Agents need to know what a tool does to the world before calling it. Descriptions should go beyond structured annotations to explain consequences.

Conciseness5/5

Is the description appropriately sized, front-loaded, and free of redundancy?

The description is perfectly concise - two sentences that directly state the tool's purpose and provide a helpful analogy. Every word earns its place, and the information is front-loaded with no wasted text.

Shorter descriptions cost fewer tokens and are easier for agents to parse. Every sentence should earn its place.

Completeness3/5

Given the tool's complexity, does the description cover enough for an agent to succeed on first attempt?

For a read operation with 5 parameters, 100% schema coverage, but no annotations and no output schema, the description is minimally adequate. It states the purpose clearly but doesn't provide enough behavioral context about what to expect from the response, error handling, or operational constraints that would be needed for robust agent usage.

Complex tools with many parameters or behaviors need more documentation. Simple tools need less. This dimension scales expectations accordingly.

Parameters3/5

Does the description clarify parameter syntax, constraints, interactions, or defaults beyond what the schema provides?

Schema description coverage is 100%, so the schema already documents all parameters thoroughly. The description doesn't add any parameter-specific information beyond what's in the schema.

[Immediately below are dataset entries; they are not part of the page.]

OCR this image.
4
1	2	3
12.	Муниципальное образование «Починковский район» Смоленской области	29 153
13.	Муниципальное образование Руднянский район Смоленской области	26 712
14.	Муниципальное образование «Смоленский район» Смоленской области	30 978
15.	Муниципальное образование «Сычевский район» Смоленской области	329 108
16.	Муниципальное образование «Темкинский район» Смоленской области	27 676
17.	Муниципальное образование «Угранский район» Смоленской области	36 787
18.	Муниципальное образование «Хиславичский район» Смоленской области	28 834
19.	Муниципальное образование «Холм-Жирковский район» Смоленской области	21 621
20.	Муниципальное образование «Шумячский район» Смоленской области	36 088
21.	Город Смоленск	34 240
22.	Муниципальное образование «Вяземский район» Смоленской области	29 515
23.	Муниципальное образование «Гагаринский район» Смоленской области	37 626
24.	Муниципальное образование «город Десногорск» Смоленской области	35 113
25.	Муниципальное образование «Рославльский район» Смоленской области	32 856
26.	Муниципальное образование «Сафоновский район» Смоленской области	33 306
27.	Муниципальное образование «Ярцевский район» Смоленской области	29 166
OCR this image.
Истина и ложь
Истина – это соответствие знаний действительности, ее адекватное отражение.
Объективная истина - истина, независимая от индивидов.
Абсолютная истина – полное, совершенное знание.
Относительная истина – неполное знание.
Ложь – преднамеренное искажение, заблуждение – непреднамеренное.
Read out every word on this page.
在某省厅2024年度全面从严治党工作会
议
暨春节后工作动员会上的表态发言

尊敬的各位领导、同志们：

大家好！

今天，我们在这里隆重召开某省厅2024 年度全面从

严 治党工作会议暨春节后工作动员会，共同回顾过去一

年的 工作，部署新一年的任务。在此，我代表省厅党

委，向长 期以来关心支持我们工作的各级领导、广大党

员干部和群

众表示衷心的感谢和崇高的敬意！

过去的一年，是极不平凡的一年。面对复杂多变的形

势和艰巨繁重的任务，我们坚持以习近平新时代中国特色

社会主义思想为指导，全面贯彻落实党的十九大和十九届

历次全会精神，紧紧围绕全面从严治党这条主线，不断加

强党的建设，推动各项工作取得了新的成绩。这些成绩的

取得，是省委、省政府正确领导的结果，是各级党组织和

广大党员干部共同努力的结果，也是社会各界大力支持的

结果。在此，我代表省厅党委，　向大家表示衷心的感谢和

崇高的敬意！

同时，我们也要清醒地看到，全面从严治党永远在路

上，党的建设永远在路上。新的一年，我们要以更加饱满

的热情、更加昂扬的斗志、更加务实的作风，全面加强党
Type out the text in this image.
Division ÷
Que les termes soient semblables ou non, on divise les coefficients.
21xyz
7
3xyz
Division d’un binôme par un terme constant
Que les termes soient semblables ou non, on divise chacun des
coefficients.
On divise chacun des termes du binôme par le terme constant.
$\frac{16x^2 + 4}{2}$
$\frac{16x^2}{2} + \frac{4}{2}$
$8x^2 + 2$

The baseline of 3 is appropriate when the schema does all the heavy lifting for parameter documentation.

Input schemas describe structure but not intent. Descriptions should explain non-obvious parameter relationships and valid value ranges.

Purpose4/5

Does the description clearly state what the tool does and how it differs from similar tools?

The description clearly states the verb ('Get') and resource ('all cards in a specific Trello list'), and provides a helpful analogy ('tasks/items in a workflow column'). However, it doesn't explicitly differentiate from sibling tools like 'trello_get_board_cards' or 'get_card', which also retrieve cards but with different scopes.

Agents choose between tools based on descriptions. A clear purpose with a specific verb and resource helps agents select the right tool.

Usage Guidelines3/5

Does the description explain when to use this tool, when not to, or what alternatives exist?

The description implies usage context ('to see all tasks/items in a workflow column') but doesn't explicitly state when to use this tool versus alternatives like 'trello_get_board_cards' (for all cards on a board) or 'get_card' (for a single card). It mentions getting listId from 'get_lists', which is helpful but not comprehensive guidance on tool selection.

Agents often have multiple tools that could apply. Explicit usage guidance like "use X instead of Y when Z" prevents misuse.